The fluid that comes back up from a hydrofracking well is known as flowback. It's a mix of water (either fresh or recycled) that was pumped into the well, chemicals used to free up natural gas, and underground materials that came up along with the gas.
While the flowback from two wells is never the same, the wastewater often contains benzene, formaldehyde, naturally-occurring radioactive materials, and salt brine. And now, New York environmental groups are pressing the state to have the flowback declared "hazardous waste" - before drilling moves forward.
So far, New York's Department of Environmental Conservation (DEC) treats flowback as industrial waste, for the purposes of transporting it, storing it, and treating it.

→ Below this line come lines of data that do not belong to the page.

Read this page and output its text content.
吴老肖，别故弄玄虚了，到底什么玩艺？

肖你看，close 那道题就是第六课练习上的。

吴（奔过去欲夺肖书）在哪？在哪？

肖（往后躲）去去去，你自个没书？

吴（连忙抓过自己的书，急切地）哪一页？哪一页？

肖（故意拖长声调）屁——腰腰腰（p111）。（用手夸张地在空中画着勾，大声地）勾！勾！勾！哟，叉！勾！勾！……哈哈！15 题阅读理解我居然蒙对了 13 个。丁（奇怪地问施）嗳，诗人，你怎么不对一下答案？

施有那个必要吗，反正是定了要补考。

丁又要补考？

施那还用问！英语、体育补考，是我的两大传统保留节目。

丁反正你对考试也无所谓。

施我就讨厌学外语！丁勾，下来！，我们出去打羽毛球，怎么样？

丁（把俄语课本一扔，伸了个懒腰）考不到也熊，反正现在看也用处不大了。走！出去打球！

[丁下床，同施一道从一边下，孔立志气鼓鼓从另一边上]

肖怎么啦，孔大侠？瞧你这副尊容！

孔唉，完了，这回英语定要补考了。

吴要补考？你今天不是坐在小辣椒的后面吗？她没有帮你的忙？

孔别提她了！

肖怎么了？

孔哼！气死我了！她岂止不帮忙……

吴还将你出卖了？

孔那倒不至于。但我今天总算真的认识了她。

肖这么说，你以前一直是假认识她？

But environmental groups want to go further. Nadia Steinzor, with Earthworks, says the waste should be labeled "hazardous."
"And as long as it doesn't, that's a glaring loophole that is going to cause a lot of potential problems for communities and air and water quality," she says.
Provisions for fracking flowback are included in the proposed hydrofracking regulations that were released last week by the DEC.
David Gahl, deputy director for Environmental Advocates of New York, criticizes those regulations, saying the state released them before completing the environmental review process.
"They basically are on track to green-light fracking in New York State in the spring of 2012, and a lot of groups like ours have some key questions that haven't been answered yet," says Gahl.
The proposed regulations and the DEC's draft environmental impact statement will be a focus of four upcoming public hearings (dates here) on fracking. Environmental groups are also calling on Governor Andrew Cuomo's administration to extend the public comment period.
Under the proposed regulations, companies would have to submit a plan for wastewater disposal with their drilling application. If given the hazardous waste label, a whole set of restrictions on storage, use, transport and disposal imposed by the federal Environmental Protection Agency would have to be followed. If the wastewater continues to be labeled industrial waste, it can go to municipal treatment plants set up to handle this kind of waste.
According to a May report [PDF] by the New York Water Environment Association, a trade group of water quality managers, New York state's "existing treatment capacity may be insufficient" for at least the next several years.
Treatment plants dedicated to hydrofracking waste would likely need to be built, says Tom Johnson, a hydrogeologist in New York.
"There are a couple of plants that can handle the waste if it's not too great of a volume or too high of a concentration," says Johnson. "In general I think wastewater treatment is something that commercial companies are going to take care of."